Could Rohl be Sunderland manager next season? (Nigel Roddis/Getty Images)

The bottom half of the Championship saw many come home with a wet sail, including Queens Park Rangers and Millwall, but on Wednesday they found an outfit that appeared beyond any of the strugglers.

Victories over Blackburn Rovers and West Bromwich Albion took Rohl’s side out of the bottom three in the final weeks of the season and secured the point they needed on the final day against the mid-table hosts and with nothing to play for, it didn’t seem never doubtful.

Jeopardy was banned from the Stadium of Light once Liam Palmer and Josh Windass capitalized on lax defending to score first-half goals. The rest became an implausibly cheerful procession to safety.


Three months ago, behind a winter transfer window that had frustrated Rohl, such an escape had become hard to imagine. A 4-0 defeat away to Huddersfield Town, a Yorkshire club who Vol play League One football next season, on Wednesday February 3 left eight points adrift of safety with 16 games remaining.

They may have hit other bumps along the way, such as a 6-0 demolition by Ipswich in March, but Rohl is tracing their survival from the days following the Huddersfield defeat.

“We showed a four- or five-minute video about what it means to be successful, then we showed the players the last 16 games,” he said. “Then I had a very emotional conversation with the players. Some players were very emotional in this meeting, but then I was looking forward to it. It wasn’t easy picking up other guys, but we did it as a team.”

Wednesday’s subsequent revival was a glowing endorsement of Rohl’s coaching and communication skills.
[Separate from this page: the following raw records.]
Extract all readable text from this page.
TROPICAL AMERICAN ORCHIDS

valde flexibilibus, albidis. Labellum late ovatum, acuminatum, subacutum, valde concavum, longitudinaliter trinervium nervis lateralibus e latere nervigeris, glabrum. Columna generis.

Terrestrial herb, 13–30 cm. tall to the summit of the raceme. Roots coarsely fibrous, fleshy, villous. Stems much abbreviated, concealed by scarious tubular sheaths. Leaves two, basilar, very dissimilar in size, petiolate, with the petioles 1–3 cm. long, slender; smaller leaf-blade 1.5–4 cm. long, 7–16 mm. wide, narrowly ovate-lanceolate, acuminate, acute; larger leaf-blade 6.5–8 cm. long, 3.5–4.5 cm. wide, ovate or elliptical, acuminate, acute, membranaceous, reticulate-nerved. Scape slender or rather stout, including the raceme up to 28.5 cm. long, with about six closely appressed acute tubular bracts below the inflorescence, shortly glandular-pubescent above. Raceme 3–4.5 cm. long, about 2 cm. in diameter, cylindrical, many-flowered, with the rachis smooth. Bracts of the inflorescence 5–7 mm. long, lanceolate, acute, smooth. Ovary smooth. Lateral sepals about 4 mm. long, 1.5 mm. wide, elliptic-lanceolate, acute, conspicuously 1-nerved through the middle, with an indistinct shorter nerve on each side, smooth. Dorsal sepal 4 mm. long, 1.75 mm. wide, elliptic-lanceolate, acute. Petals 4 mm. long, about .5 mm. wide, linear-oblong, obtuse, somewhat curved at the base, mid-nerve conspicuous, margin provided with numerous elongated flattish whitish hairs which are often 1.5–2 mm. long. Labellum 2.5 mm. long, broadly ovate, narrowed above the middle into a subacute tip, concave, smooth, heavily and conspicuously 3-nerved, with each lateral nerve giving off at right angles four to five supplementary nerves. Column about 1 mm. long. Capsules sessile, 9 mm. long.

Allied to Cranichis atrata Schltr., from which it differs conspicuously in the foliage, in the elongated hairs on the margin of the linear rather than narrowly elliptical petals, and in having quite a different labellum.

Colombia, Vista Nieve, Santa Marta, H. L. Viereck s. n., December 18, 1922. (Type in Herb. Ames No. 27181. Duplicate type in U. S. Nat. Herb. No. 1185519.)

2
A team that spent half the season looking short of Championship quality was persuaded to find more, to play with more intensity and effort.

Rohl has forced improvements from young and old in the group he inherited from Xisco Munoz, appointed in the summer following the departure from Wembley of promotion winner Darren Moore. The club’s low-budget January deal, overseen by head of recruitment Kevin Beadell, also proved telling, with striker Ike Ugbo, goalkeeper James Beadle and winger Ian Poveda all playing valuable roles on loan.

Rohl gradually instilled faith and resilience. Wednesday would lose just three of their last 14 games, fewer than second-tier champions Leicester City and play-off sides Leeds United and Southampton.

And all this played out against a background of hot unrest.

Protests against Wednesday’s long-time owner Dejphon Chansiri became common at the start of the year, with fans marching to the club’s Hillsborough stadium carrying signs calling on the Thai businessman to sell.

Thousands of yellow leaflets, distributed by the 1867 Group, an independent set of fans named for the year the club was founded, who came together to protest against the owner, were seized during the home match with fellow Birmingham City, a few days after that loss to Huddersfield.

“Out of touch, out of time,” they said, next to an image of Chansiri.

A truce has been called for the final weeks of the season to avoid distractions, but opposition to Chansiri will not go away. Rohl merely plastered over the cracks of a club so often made to look dysfunctional by their owner.

How long Rohl chooses to stay is the inevitable worry now for Wednesday supporters.

Although he still has 12 months to run on his contract, the German made it clear that things must change at Hillsborough. He wants to see strategy and smart infrastructure off the field. Chansiri, who opted to part ways with Moore three weeks after winning the League One play-off final, will be looking to reassure fans ahead of a scheduled meeting with Rohl next week.

“I’m not going to talk about my future today,” Rohl said after Saturday’s win. “I want to enjoy myself and then we’ll see what we can do about it. I know you want to know more, but it’s important to enjoy this evening. We will see. I have an idea of ​​what the direction might be, but just having an idea is not enough.”

Rohl has climbing stock and is understood to have appealed to Sunderland, whose final 10 weeks of the season have been overseen by interim manager Mike Dodds following the sacking of December appointee Michael Beale.

They are not alone either. Rohl ticks all the boxes of the modern game and the last seven months would indicate that there is still more to come from him.